Our intention when planning and delivering the science curriculum at Holy Family and St Michael’s is to foster and develop our pupils’ curiosity in the subject, whilst also helping them to fulfil their potential. We aim to prepare our pupils for life in an increasingly scientific and technological world. Science is particularly important for the children at Holy Family and St Michael’s because many children have limited experiences provided at home, therefore we need to provide these experiences at school. We intend learning in science to be through systematic investigations of the physical, chemical and biological aspects of their lives that rely mainly on first hand experiences, leading to them being equipped to answer scientific questions about the world around them. It is our intention that, through investigative science, pupils at Holy Family and St Michael’s will continue to deepen their respect for the natural world and all its phenomena and increase their care and appreciation of it.
- In ensuring high standards of teaching and learning in science, we implement a curriculum that is progressive throughout the whole school.
- Science lessons should take place at least once a week (twice if possible).
- All children’s work should include clear LO at the top of a page linked to the NC 2014.
- Clear and consistent coverage of the working scientifically objectives should be evident in books.
- Pzaz planning and resources should be used.
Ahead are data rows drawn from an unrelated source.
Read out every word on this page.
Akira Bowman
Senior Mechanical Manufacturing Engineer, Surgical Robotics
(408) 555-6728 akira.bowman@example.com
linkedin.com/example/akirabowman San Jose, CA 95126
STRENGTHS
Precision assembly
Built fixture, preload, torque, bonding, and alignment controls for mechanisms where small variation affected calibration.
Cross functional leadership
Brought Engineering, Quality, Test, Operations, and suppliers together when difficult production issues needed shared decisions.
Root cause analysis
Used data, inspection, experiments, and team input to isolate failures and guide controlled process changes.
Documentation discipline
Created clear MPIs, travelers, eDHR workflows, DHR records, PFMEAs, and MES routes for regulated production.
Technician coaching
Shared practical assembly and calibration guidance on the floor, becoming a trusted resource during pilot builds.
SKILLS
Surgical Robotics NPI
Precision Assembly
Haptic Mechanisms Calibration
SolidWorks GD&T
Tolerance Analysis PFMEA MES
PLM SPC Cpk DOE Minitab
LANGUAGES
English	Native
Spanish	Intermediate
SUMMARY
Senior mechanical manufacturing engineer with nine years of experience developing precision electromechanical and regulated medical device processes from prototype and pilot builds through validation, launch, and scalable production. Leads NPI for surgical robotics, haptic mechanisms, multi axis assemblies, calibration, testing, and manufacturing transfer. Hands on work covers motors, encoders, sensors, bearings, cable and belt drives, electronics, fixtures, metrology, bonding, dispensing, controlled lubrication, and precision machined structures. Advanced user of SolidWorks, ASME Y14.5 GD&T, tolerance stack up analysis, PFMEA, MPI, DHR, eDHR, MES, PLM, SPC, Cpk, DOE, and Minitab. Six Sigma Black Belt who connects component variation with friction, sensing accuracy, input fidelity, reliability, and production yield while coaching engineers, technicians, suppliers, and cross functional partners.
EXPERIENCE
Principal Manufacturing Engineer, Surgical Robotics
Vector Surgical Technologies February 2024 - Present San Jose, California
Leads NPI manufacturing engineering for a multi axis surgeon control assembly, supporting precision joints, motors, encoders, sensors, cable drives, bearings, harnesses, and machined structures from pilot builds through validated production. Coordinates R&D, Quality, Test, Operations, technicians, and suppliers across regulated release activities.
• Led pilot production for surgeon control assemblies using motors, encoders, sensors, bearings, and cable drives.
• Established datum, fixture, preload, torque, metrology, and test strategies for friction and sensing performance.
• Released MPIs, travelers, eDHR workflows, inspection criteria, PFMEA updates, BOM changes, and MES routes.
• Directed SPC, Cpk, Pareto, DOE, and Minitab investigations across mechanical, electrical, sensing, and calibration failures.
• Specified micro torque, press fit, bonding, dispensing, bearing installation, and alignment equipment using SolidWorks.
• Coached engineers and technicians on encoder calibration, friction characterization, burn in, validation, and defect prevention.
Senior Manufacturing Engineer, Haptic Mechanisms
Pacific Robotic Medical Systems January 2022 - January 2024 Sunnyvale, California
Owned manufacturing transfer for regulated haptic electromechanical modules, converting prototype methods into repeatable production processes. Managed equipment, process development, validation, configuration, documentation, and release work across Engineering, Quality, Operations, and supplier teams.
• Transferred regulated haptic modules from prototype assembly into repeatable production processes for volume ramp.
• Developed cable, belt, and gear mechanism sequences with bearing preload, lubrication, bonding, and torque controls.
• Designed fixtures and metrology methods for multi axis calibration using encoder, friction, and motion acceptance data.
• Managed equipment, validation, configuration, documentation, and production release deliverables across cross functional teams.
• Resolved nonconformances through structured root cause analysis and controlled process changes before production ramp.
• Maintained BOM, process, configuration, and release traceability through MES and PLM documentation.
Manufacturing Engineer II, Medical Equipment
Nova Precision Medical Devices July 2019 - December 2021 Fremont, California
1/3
- At least one investigation should take place each half term.
The successful approach at Holy Family and St Michael’s results in a fun, engaging, high-quality science education, that provides children with the foundations for understanding the world. So much of science lends itself to outdoor learning and so we provide children with opportunities to experience this. Through various workshops, trips and assemblies, children have the understanding that science has changed our lives and that it is vital to the world’s future prosperity. Children learn the possibilities for careers in science as a result of our teaching and connection with national agencies such as the STEM association. Pupil voice is used to further develop the Science curriculum, through questioning of pupil’s views and attitudes to Science to support the children’s enjoyment of science and to motivate learners.